= Japan Institute of International Affairs =

Ministry of Foreign Affairs (Japan)
The Japan Institute of International Affairs (abbreviated as JIIA, Japanese: 日本国際問題研究所 nihon kokusai mondai kenkyūjo) is a foreign policy and security think-tank in Japan. It was established in December 1959. It was modelled on the Royal Institute of International Affairs (Chatham House) and other institutions. Japan's Prime Minister Shigeru Yoshida was the first chair of JIIA. Its current chairman is Kenichiro Sasae, the former head of Japan’s Ministry of Foreign Affairs and Ambassador to the United States of America.

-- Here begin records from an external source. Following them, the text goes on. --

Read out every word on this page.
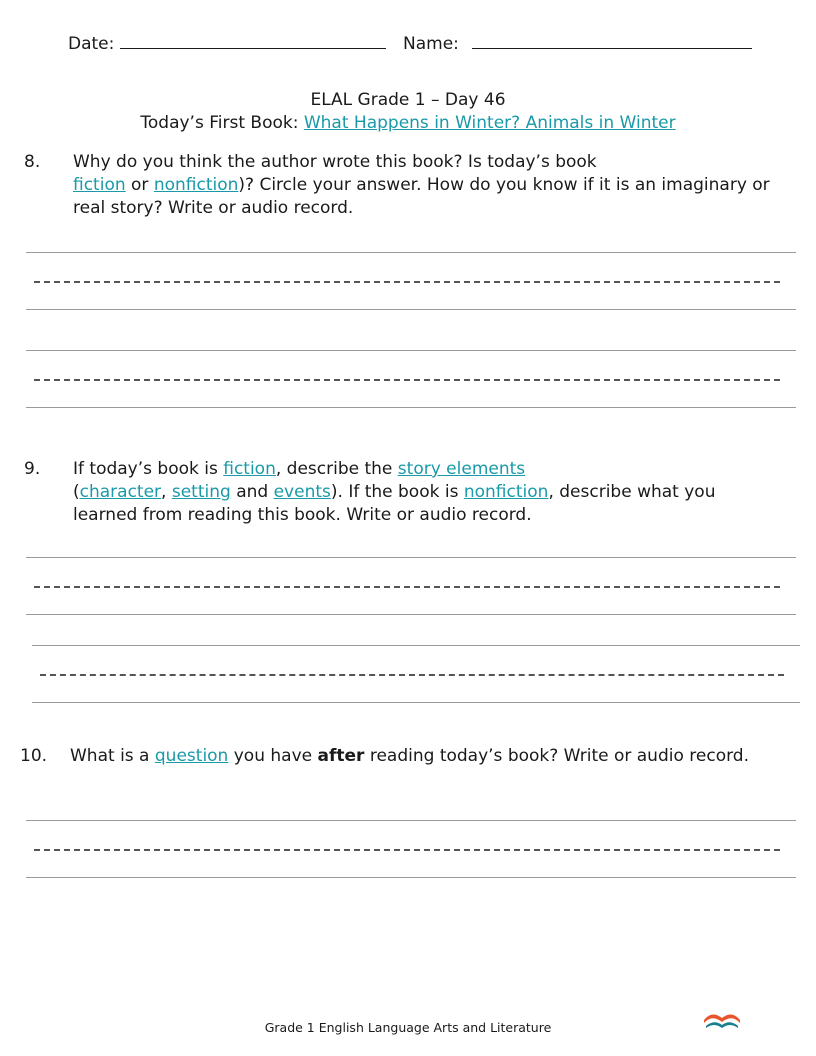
Date:	Name:
ELAL Grade 1 – Day 46
Today’s First Book: What Happens in Winter? Animals in Winter
8. Why do you think the author wrote this book? Is today’s book
fiction or nonfiction)? Circle your answer. How do you know if it is an imaginary or
real story? Write or audio record.
9. If today’s book is fiction, describe the story elements
(character, setting and events). If the book is nonfiction, describe what you
learned from reading this book. Write or audio record.
10. What is a question you have after reading today’s book? Write or audio record.
Grade 1 English Language Arts and Literature
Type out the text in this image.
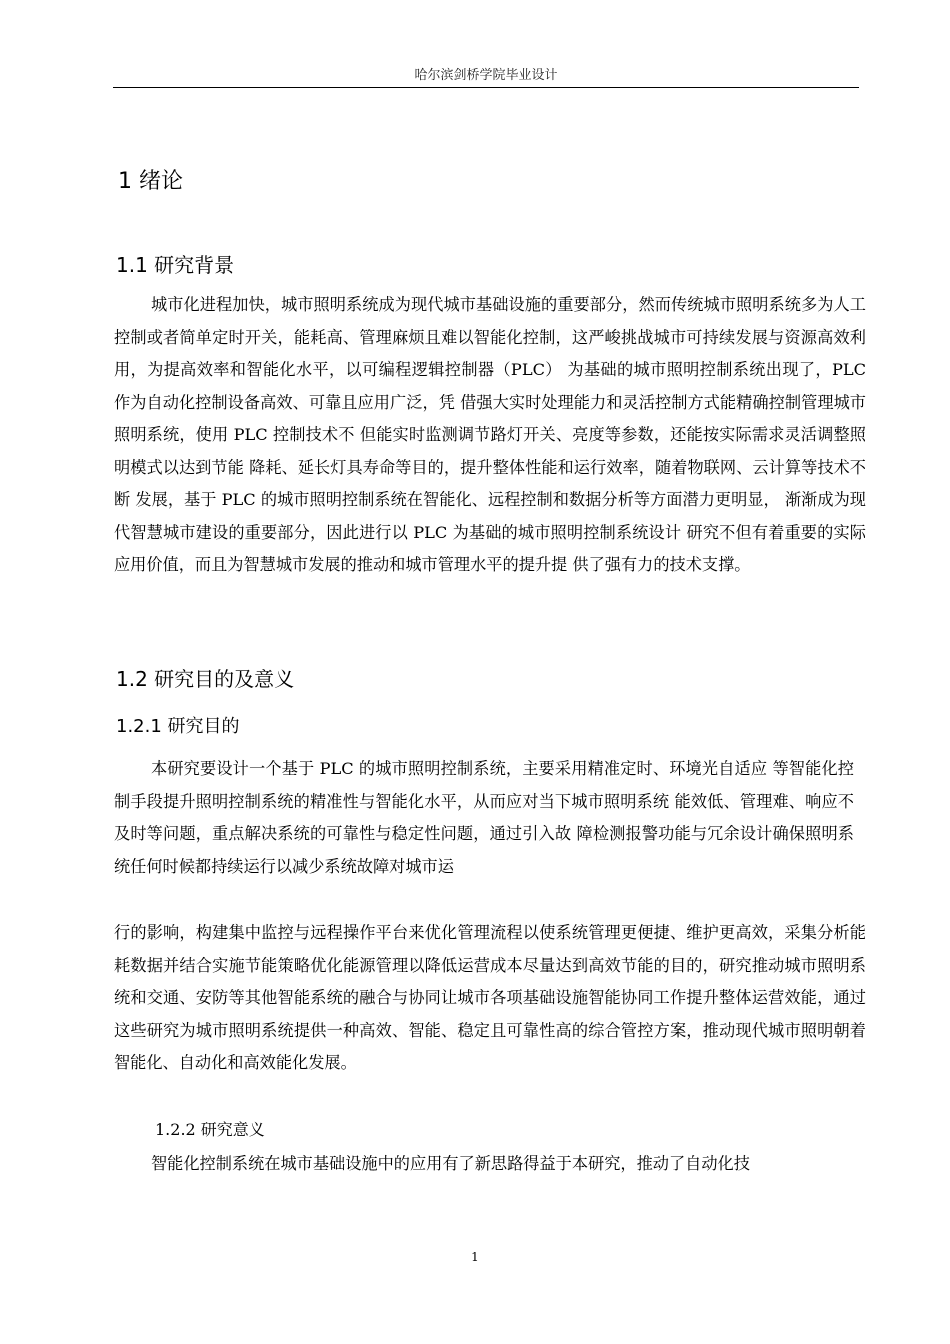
哈尔滨剑桥学院毕业设计
1 绪论
1.1 研究背景
城市化进程加快，城市照明系统成为现代城市基础设施的重要部分，然而传统城市照明系统多为人工控制或者简单定时开关，能耗高、管理麻烦且难以智能化控制，这严峻挑战城市可持续发展与资源高效利用，为提高效率和智能化水平，以可编程逻辑控制器（PLC） 为基础的城市照明控制系统出现了，PLC 作为自动化控制设备高效、可靠且应用广泛，凭 借强大实时处理能力和灵活控制方式能精确控制管理城市照明系统，使用 PLC 控制技术不 但能实时监测调节路灯开关、亮度等参数，还能按实际需求灵活调整照明模式以达到节能 降耗、延长灯具寿命等目的，提升整体性能和运行效率，随着物联网、云计算等技术不断 发展，基于 PLC 的城市照明控制系统在智能化、远程控制和数据分析等方面潜力更明显， 渐渐成为现代智慧城市建设的重要部分，因此进行以 PLC 为基础的城市照明控制系统设计 研究不但有着重要的实际应用价值，而且为智慧城市发展的推动和城市管理水平的提升提 供了强有力的技术支撑。
1.2 研究目的及意义
1.2.1 研究目的
本研究要设计一个基于 PLC 的城市照明控制系统，主要采用精准定时、环境光自适应 等智能化控制手段提升照明控制系统的精准性与智能化水平，从而应对当下城市照明系统 能效低、管理难、响应不及时等问题，重点解决系统的可靠性与稳定性问题，通过引入故 障检测报警功能与冗余设计确保照明系统任何时候都持续运行以减少系统故障对城市运
行的影响，构建集中监控与远程操作平台来优化管理流程以使系统管理更便捷、维护更高效，采集分析能耗数据并结合实施节能策略优化能源管理以降低运营成本尽量达到高效节能的目的，研究推动城市照明系统和交通、安防等其他智能系统的融合与协同让城市各项基础设施智能协同工作提升整体运营效能，通过这些研究为城市照明系统提供一种高效、智能、稳定且可靠性高的综合管控方案，推动现代城市照明朝着智能化、自动化和高效能化发展。
1.2.2 研究意义
智能化控制系统在城市基础设施中的应用有了新思路得益于本研究，推动了自动化技
1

According to both Foreign Affairs magazine and the Think Tanks & Civil Societies Program at the Lauder Institute of the University of Pennsylvania, JIIA is Japan's top think tank, and ranked number 1 in the ranking of Top Think Tanks in Asia: China, India, Japan, and the Republic of Korea.

JIIA is a private, nonpartisan policy think tank that examines Japan's foreign policies and makes proposals to the Japanese government. It has published over a hundred books. It also publishes Kokusai Mondai, a monthly Japanese language magazine on foreign affairs. It used to be affiliated with the Ministry of Foreign Affairs.

JIIA organizes forums, symposiums and international conferences where Japanese and international experts discuss and debate Japan's foreign policy and world affairs.

JIIA also conducts research projects on foreign policy issues related to the Asia Pacific region, Northeast Asia, Americas, Europe, Russia and CIS, Middle East and Africa, Security and Globalization.